June, the sixth month in the Julian and Gregorian calendars, is named after Juno, the goddess of marriage and childbirth. Known for its long daylight hours in the Northern Hemisphere, June marks the start of summer, showcasing the beauty of nature. It marks the start of rainy season in India. June marks the start of a new liturgical year for the Church, filled with significant memorials, solemnities, and celebrations. Notable feasts in June include the Solemnity of the Most Holy Trinity, Corpus Christi, the Sacred Heart of Jesus, the Immaculate Heart of Mary, the Nativity of Saint John the Baptist, and the Solemnity of Saints Peter and Paul.

The Solemnity of the Most Holy Trinity, celebrated Sunday after Pentecost, fell on June 4 this year. It honours the mystery of one God in three Divine Persons (Father, Son, and Holy Spirit), symbolised by the Triquetra. Reason alone cannot fully explain this central mystery of Christian faith and life. Unlike most Christian celebrations, it commemorates a doctrine rather than an event or person.

The feast of Corpus Christi, celebrated on the Sunday after the Most Holy Trinity, was proposed by Thomas Aquinas to Pope Urban IV to focus on the Holy Eucharist. This feast emphasises the joy of the Eucharist as the Body, Blood, Soul, and Divinity of Jesus Christ. On the feast day, the holy mass concludes with a procession of the Blessed Sacrament in a monstrance, followed by Benediction.

Since the 16th century, the Catholic Church has dedicated months to special devotions. June is devoted to the Sacred Heart of Jesus, with the Solemnity celebrated on the Friday after the second Sunday after Pentecost. This devotion honours the human heart of Christ, symbolising His love for us, and aims to make Him king of our hearts, encouraging acts of consecration and reparation for ingratitude. The feast was approved by Clement XIII in 1765 and extended to the entire Church by Pius IX in 1856.
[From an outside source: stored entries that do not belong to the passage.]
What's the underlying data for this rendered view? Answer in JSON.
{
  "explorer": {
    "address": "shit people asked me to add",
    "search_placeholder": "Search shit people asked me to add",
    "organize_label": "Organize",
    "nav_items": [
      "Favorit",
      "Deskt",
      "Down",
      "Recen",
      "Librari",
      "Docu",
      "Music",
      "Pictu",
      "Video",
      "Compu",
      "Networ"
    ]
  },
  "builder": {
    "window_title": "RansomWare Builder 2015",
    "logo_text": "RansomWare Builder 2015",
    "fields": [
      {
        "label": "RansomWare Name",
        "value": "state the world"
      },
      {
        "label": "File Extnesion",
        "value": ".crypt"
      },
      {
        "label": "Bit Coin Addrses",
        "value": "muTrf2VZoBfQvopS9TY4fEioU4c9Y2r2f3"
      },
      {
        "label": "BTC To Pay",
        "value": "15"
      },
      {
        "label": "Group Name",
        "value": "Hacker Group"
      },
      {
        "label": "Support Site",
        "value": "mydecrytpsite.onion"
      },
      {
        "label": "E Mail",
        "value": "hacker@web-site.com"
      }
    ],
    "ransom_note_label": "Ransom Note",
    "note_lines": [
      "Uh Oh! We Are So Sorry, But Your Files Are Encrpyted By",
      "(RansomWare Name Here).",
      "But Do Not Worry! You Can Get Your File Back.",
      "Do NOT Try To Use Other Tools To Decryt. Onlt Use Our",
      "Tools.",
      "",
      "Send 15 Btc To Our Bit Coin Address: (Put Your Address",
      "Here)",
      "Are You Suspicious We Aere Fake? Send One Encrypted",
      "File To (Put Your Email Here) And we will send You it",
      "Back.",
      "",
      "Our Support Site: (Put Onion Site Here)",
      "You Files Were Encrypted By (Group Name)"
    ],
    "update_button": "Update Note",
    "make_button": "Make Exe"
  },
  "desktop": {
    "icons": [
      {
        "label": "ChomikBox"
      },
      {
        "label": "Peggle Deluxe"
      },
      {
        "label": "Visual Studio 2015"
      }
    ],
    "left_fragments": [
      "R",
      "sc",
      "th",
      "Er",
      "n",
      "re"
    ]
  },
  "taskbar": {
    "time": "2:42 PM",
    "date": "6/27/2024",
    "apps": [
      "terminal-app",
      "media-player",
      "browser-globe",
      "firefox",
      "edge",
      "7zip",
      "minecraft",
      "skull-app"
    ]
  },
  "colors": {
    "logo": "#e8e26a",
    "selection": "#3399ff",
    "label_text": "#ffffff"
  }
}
The Immaculate Heart of Mary is celebrated on Saturday, following the Most Sacred Heart of Jesus. It symbolises her joys, sorrows, virtues, and motherly love, depicted with seven swords surrounded by roses. At Fatima, Our Lady asked for reparation against her Immaculate Heart.

On June 13, Catholics honour St. Anthony of Padua, a Franciscan priest known as the "Hammer of Heretics" for his powerful preaching and invoked today for finding lost objects. Known for his bold preaching and austere lifestyle, he was reputed for miracles during disputes with heretics. These included a horse/mule adoring the Eucharist, surviving a poisoned meal, and preaching to attentive fish. He is the patron saint of the poor, sailors, fishermen, priests, travelers, lovers, etc. St. Anthony's holiness led to his canonisation shortly after his death. In 1934, he was named Patron Saint of Portugal, and in 1946, Pope Pius XII declared him a Doctor of the Church.

On June 24, the Church celebrates the Nativity of Saint John the Baptist or San Joao. Unlike most saints whose feast days mark their death, which is “birth into heaven,” only the nativity of Jesus, Mary, and John the Baptist are celebrated. John was set apart to prepare the way for the Lord, connecting to the Incarnation and Redemption. As the last great prophet of Israel and the first to testify to Jesus, he initiated a baptism for the forgiveness of sins and baptised Jesus. John is the patron of tailors (because he made his garments in the desert), of shepherds (because he spoke of the "Lamb of God"), and of masons (tracing his words: Make ready the way of the Lord, make straight all his paths...).

The Solemnity of Saints Peter and Paul is observed on June 29, honouring their martyrdom in Rome under Emperor Nero around AD 64-68. Tradition holds they were martyred on different days. Peter, originally Simon, was a Galilean fisherman introduced to Jesus by his brother Andrew. Jesus named him Cephas, meaning 'Rock,' signifying that Peter would be the foundation of His Church. Peter first recognised Jesus as "the Messiah, the Son of the living God" and pledged his fidelity until death, though he failed later. He is the patron of fishermen.

St. Paul, known as the Apostle of the Gentiles, authored letters in the New Testament, offering insights into his life and the early Church. Formerly Saul, a Pharisee persecuting Christians, he converted on his way to Damascus, becoming Paul. He preached fervently to the Gentiles of the Mediterranean until his execution in Rome in 67.